Religion and Disney: Exploring the Dimensions of Disneys Religious Work in Films, Theme Park Productions and Fan Communities
For many, the Walt Disney Company is synonymous with quality family entertainment, as exemplified by films, television shows, and theme parks such as Disneyland. However, in 1997, the USA's largest Protestant denomination launched a boycott of Disney, arguing that the company promulgated anti-Christian and anti-family values in its entertainment products and corporate policies. By contrast, some liberal culture critics have argued that Disney entertainment products foster a nostalgia for an imagined American past in which white, Anglo-Saxon Protestant values result in the perpetuation of racism, sexism, consumerism, and imperialism through the dissemination of Disney entertainment products to a global market.

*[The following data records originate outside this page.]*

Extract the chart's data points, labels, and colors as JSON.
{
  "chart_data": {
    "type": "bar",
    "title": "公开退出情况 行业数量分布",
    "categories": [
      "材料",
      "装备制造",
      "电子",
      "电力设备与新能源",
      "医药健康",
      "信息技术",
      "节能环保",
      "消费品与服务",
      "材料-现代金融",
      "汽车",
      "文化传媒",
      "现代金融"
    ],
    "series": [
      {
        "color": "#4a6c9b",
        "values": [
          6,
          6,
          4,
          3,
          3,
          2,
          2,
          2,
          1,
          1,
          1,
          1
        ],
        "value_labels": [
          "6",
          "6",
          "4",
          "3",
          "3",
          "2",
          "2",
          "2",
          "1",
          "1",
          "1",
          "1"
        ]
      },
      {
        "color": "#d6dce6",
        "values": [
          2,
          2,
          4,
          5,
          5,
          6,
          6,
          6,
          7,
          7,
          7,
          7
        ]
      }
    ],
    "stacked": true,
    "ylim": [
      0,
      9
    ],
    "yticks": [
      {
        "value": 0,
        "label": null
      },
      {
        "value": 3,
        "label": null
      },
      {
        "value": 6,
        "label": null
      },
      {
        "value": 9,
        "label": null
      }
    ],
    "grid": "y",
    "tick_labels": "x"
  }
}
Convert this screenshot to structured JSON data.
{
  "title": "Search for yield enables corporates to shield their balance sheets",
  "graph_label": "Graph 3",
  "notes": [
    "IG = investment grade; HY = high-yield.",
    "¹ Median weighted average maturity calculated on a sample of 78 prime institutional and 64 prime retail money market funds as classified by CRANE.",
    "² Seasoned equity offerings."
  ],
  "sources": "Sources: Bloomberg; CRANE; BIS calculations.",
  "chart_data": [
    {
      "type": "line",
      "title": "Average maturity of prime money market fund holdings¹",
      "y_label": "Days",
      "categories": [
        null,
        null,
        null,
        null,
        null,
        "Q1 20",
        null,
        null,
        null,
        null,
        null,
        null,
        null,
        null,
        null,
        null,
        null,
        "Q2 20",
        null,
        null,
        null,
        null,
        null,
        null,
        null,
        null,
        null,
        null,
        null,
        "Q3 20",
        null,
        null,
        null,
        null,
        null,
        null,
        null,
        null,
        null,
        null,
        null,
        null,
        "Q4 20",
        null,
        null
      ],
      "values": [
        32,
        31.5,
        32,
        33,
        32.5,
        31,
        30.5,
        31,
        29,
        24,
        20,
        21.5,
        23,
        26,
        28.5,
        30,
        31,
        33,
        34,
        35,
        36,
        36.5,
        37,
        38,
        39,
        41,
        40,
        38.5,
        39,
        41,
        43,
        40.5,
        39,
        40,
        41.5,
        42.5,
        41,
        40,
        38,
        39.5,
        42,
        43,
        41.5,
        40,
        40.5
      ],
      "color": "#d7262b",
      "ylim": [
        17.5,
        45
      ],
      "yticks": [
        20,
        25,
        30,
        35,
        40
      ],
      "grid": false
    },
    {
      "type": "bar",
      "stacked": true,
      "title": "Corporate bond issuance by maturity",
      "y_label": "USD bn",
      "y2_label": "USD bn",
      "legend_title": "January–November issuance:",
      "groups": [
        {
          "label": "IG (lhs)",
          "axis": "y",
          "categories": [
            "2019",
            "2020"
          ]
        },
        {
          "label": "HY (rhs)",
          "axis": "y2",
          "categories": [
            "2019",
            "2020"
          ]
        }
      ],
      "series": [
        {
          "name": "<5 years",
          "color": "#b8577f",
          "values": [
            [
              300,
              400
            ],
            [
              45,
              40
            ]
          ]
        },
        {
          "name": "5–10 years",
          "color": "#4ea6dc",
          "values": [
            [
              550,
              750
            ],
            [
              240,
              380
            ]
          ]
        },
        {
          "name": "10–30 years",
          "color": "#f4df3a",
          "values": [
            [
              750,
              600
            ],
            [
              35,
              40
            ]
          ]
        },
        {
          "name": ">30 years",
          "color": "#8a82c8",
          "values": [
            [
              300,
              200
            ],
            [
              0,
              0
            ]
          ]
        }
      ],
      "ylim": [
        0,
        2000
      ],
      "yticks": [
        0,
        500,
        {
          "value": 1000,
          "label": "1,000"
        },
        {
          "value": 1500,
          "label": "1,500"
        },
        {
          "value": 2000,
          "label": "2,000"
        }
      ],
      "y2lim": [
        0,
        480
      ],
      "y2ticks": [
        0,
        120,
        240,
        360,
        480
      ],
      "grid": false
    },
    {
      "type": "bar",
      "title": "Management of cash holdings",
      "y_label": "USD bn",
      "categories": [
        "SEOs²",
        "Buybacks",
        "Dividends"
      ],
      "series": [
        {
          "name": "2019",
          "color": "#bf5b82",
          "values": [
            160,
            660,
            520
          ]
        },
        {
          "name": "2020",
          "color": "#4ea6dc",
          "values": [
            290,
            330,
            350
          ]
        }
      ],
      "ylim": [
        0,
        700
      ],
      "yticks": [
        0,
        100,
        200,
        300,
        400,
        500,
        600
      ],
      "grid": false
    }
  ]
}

Disney's potential to communicate ideological messages globally is undeniably strong: in 2009, combined attendance at all Disney theme parks surpassed one hundred and twelve million (TEA/AECOM 2009). Disney's 2009 revenue topped thirty-six point one billion dollars (The Walt Disney Company2009). Disney is the second largest corporate media owner in the United States (Free Press 2010). Ninety-seven point five percent of respondents in eighteen countries surveyed have seen a Disney film (Wasko, Philips and Meehan 2001:43). Given Disney's vast media holdings and the vast global audience for Disney entertainment products, it is not surprising that Disney has drawn ideological criticism. Such criticisms are predicated on the view that entertainment products shape the social, religious and moral beliefs of audiences, and yet neither Disney's conservative critics nor their liberal counterparts have established that such a link exists.
This research consists of an analysis of Disney ideologies as represented in films and theme park productions, and an investigation of the impact that Disney entertainment products has had on the worldviews of audiences through participant-observation fieldwork in Disney fan communities. Unlike any other study to date, this project seeks to identify the meanings fans take from Disney films and theme parks, what impact these meanings have on their religious and ideological worldviews, and what such potential impacts might say about the ideological positioning of Disney fans in global cultural and religious landscapes. Are Disney fans and Disney audiences passively absorbing a monolithic Disney "message" in their consumption of Disney entertainment products? Do Disney fans in various countries differ in their appreciation of, influence by, and resistance to Disney messages? Just what is Disney saying when it comes to religion, and what are Disney fans saying in response?
The project will contribute to a more generalized understanding of religion in the twenty-first century, and point to new ways of being religious in a media and consumption driven world. The religious and ideological dimensions of Disney entertainment products will be decoded, and their varied impact on Disney fans explored. Using Disney fans as an exemplar, the project will highlight how media has become a source for religious inspiration, and highlight the ways that authoritative source texts are defined, negotiated, renegotiated, and transgressed by audiences for whom popular culture is meaningful.